La Blockchain Pourrait Aider À Réduire Les Risques De Guerre Nucléaire: Rapport

La technologie blockchain pourrait à terme réduire les risques de guerres nucléaires en établissant la confiance entre les pays, selon un récent rapport.

La branche de recherche du King’s College de Londres, le Centre for Science and Security Studies (CSSS), a publié un rapport affirmant que la technologie blockchain peut renforcer la confiance entre les pays qui luttent pour démanteler les ogives nucléaires, réduisant ainsi les risques de guerres potentielles.

Blockchain pour aider au démantèlement des ogives nucléaires?

Depuis leur apparition pendant la Seconde Guerre mondiale, les armes nucléaires constituent une menace mondiale pour l’espèce humaine. Les Nations Unies les ont classées comme «les armes les plus dangereuses au monde».

Bien que plusieurs organisations mondiales s’emploient à les éliminer, le Washington Post a récemment affirmé que la menace d’une guerre nucléaire n’avait augmenté qu’au cours des quatre dernières années – depuis l’entrée en fonction du président américain Donald Trump.

Le Dr Lyndon Burford, le principal chercheur du CSSS, a déclaré que les pays «sont confrontés au défi politique critique de la réduction des risques nucléaires, et que des mesures coopératives de désarmement et de maîtrise des armements peuvent contribuer à cette tâche. Cependant, il estime que les gouvernements ne se font pas suffisamment confiance en raison de préoccupations stratégiques et juridiques pour ne pas révéler d’informations sensibles.

Par conséquent, le Dr Burford a choisi la technologie blockchain comme une solution possible. Le document indique que s’il est mis en œuvre, le DLT peut aider à vérifier le démantèlement des ogives nucléaires de manière «sûre, sécurisée et fiable». Cela renforcerait la confiance entre les pays signataires du Traité sur la non-prolifération des armes nucléaires en «faisant progresser la coopération en matière de désarmement nucléaire et de vérification de la maîtrise des armements».
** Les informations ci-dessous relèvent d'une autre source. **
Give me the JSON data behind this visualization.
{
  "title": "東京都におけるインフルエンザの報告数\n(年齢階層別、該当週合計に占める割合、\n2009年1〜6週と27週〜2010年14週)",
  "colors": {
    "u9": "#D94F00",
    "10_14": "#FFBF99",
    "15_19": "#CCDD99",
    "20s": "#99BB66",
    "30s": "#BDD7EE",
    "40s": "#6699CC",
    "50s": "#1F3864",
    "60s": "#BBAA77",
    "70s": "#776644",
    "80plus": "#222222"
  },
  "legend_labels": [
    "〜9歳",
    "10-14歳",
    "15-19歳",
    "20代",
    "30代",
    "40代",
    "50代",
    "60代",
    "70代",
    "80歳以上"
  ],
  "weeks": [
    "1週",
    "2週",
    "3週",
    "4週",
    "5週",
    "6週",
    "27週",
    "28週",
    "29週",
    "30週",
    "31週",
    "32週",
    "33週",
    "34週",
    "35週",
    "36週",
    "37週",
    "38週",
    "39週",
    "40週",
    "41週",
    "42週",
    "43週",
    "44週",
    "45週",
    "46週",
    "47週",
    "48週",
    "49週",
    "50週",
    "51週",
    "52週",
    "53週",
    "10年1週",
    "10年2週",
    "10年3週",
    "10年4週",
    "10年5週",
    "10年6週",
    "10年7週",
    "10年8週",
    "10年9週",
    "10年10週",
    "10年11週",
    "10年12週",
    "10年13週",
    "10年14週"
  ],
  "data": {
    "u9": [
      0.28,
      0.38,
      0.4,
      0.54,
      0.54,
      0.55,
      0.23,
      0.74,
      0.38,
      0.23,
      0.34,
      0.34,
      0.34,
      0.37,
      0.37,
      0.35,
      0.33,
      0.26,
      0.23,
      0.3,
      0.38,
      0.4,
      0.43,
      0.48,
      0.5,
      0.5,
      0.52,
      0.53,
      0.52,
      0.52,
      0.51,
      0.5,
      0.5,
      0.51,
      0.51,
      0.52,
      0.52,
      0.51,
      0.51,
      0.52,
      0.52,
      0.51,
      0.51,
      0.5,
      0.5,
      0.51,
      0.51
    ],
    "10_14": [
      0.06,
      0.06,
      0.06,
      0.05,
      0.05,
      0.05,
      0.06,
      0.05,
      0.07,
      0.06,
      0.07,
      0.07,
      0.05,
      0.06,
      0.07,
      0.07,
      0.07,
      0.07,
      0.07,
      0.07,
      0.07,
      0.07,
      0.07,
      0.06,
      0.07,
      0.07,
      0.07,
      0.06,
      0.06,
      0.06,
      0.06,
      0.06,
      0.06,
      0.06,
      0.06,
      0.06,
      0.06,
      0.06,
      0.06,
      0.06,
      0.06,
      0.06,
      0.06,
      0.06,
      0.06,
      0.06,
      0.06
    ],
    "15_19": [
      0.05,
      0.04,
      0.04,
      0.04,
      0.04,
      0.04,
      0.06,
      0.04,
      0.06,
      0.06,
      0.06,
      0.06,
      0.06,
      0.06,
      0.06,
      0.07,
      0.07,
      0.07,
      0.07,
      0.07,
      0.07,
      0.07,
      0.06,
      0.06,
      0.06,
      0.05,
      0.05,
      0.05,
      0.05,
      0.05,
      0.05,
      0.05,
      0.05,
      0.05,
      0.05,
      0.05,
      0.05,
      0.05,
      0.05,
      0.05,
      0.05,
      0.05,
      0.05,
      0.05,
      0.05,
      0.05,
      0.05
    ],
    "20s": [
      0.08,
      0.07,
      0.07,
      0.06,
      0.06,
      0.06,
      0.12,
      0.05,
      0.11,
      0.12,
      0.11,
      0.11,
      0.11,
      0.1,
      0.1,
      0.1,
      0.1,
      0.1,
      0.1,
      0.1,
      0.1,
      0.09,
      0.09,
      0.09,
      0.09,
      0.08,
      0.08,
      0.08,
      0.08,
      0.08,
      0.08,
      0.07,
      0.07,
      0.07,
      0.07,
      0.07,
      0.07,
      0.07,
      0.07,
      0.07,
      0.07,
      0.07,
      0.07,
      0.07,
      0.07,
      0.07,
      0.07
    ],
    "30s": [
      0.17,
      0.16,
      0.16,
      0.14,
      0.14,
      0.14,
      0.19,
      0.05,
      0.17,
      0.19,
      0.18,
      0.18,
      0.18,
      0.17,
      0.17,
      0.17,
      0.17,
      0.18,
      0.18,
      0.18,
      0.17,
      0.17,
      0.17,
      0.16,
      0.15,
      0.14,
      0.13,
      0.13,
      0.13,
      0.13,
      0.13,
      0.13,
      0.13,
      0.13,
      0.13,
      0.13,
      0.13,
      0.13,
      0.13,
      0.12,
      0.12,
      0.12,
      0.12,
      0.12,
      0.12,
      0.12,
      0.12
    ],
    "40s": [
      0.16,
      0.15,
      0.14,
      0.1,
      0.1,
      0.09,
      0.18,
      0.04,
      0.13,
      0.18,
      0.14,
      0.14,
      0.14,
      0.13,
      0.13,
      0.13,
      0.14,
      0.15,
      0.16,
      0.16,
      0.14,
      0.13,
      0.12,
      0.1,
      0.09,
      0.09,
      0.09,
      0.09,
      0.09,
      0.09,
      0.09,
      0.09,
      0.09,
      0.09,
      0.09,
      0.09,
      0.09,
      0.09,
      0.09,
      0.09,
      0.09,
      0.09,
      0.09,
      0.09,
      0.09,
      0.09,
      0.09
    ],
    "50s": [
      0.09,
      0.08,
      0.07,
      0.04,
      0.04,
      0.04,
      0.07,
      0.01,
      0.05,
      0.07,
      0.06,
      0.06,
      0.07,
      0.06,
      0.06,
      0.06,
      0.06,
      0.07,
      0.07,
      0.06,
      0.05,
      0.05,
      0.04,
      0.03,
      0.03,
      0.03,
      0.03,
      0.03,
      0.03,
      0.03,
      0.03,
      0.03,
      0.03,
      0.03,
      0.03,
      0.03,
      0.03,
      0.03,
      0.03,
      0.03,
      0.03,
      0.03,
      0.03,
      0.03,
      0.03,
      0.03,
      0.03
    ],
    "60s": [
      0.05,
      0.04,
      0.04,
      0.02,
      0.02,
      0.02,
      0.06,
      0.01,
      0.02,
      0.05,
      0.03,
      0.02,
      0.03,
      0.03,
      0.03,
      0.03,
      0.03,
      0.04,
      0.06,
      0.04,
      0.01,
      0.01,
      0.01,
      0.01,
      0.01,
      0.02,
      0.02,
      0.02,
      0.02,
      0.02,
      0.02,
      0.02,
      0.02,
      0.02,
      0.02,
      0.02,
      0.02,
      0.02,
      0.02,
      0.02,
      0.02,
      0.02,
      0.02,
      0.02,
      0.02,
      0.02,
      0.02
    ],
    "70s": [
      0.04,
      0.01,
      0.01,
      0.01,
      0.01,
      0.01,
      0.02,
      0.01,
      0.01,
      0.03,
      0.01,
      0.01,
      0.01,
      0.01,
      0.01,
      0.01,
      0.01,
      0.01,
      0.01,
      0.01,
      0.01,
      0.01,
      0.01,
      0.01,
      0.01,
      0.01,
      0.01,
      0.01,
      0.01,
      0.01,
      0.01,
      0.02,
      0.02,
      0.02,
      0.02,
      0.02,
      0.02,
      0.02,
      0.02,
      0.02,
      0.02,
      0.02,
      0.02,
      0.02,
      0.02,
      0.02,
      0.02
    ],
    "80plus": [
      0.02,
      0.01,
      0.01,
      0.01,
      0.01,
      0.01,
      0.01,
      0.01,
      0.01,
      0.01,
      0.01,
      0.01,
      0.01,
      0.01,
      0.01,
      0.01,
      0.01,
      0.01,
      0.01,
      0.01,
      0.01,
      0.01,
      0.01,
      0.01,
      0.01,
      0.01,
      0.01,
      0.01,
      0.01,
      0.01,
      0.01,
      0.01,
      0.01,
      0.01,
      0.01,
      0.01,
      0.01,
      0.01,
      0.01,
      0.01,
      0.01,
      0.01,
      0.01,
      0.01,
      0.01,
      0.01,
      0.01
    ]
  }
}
Comment la blockchain pourrait-elle aider?

Le rapport a souligné que la blockchain permettrait aux participants autorisés de «gérer collectivement les données chiffrées sans autorité centrale». Cela rendra «pratiquement impossible» la falsification secrète des données stockées sur les réseaux. En tant que tel, DLT créera une «base technique pour la coopération entre les parties non confiantes, menant à son surnom de« machine de confiance ».»

En outre, le document a fait ressortir plusieurs autres avantages possibles de la blockchain. Il s’agit notamment de créer un «enregistrement immuable et chiffré de la chaîne de possession des articles soumis à des traités» et d’agir comme une mesure de confiance internationale en permettant à des tiers de vérifier les données sur le désarmement sans pouvoir les voir.

Une plate-forme alimentée par la blockchain pourrait également fournir une couche de base sécurisée pour un «Internet des objets privé composé de capteurs de localisation et de moniteurs environnementaux». Cela permettrait une surveillance en temps réel sur des sites distants et alerterait automatiquement les participants des violations potentielles du traité.